Gambaran umum rantai pasok jagung pakan yang terjadi di Desa Moncongloe Bulu ialah proses penyaluran jagung tersebut dimulai dari produsen awal hingga sampai ke tangan konsumen dimana terdiri dari lebih satu jaringan rantai pasok yang teridentifikasi. Beberapa diantaranya terdapat proses peyaluran barang dari petani ke pengumpul Desa Moncongloe Bulu dan langsung dijual ke konsumen. Adapula yang melalui Gabungan Kelompok Tani (Gapoktan) lalu disalurkan ke pedagang besar, pedagang pengecer, hingga ke konsumen yang berada di Wilayah Makassar.
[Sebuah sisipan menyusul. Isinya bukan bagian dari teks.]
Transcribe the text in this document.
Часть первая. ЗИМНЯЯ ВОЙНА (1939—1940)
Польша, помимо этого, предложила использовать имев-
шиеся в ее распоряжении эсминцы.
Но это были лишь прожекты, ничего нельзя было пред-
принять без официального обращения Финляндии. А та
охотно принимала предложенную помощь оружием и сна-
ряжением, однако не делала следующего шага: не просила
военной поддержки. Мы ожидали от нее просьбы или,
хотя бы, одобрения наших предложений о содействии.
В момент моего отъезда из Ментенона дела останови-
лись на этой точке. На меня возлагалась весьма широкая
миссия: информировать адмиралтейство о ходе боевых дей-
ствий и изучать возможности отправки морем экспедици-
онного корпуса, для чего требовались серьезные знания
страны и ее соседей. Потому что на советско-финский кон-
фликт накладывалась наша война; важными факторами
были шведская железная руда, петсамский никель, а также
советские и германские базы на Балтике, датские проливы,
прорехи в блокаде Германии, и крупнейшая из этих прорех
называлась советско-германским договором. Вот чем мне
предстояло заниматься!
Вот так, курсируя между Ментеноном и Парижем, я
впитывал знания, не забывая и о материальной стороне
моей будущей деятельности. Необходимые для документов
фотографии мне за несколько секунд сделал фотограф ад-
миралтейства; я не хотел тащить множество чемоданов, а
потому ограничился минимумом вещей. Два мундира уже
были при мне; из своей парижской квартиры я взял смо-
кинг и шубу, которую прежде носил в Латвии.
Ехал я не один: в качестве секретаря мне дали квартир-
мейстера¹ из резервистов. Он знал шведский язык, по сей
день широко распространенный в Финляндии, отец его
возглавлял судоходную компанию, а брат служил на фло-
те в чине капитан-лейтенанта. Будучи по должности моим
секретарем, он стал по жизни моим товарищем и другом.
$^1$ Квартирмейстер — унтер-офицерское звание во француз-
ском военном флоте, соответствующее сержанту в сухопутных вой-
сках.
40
Meskipun saluran rantai pasok sudah ada namun belum dipastikan tingkat efisien kinerjanya. Permasalahan lain ialah tidak stabilnya jumlah penawaran jagung, tidak adanya aktivitas transformasi produk menjadi produk olahan lain, sehingga daya tawar produsen pertama yakni petani menjadi lemah.
Identifikasi efisiensi kinerja rantai pasok jagung pakan menjadi bahan kajian bagi stakeholder yang terkait dengan bisnis jagung pakan, khususnya para pelaku rantai pasok. Menurut Xxxxx (2006) dalam Xxxxxxxxx Xxxxx Sari (2014), kinerja rantai pasok merupakan tingkat kemampuan rantai pasok tersebut untuk memenuhi kebutuhan konsumen dengan mempertimbangkan indikator kinerja kunci yang sesuai pada waktu dan biaya tertentu. Kinerja rantai pasok yang efisien artinya barang diproduksi dalam jumlah yang tepat, pada saat yang tepat, dan pada tempat yang tepat dengan tujuan mencapai biaya dari sistem secara keseluruhan yang minimum dan juga mencapai tingkat pelayanan yang diinginkan.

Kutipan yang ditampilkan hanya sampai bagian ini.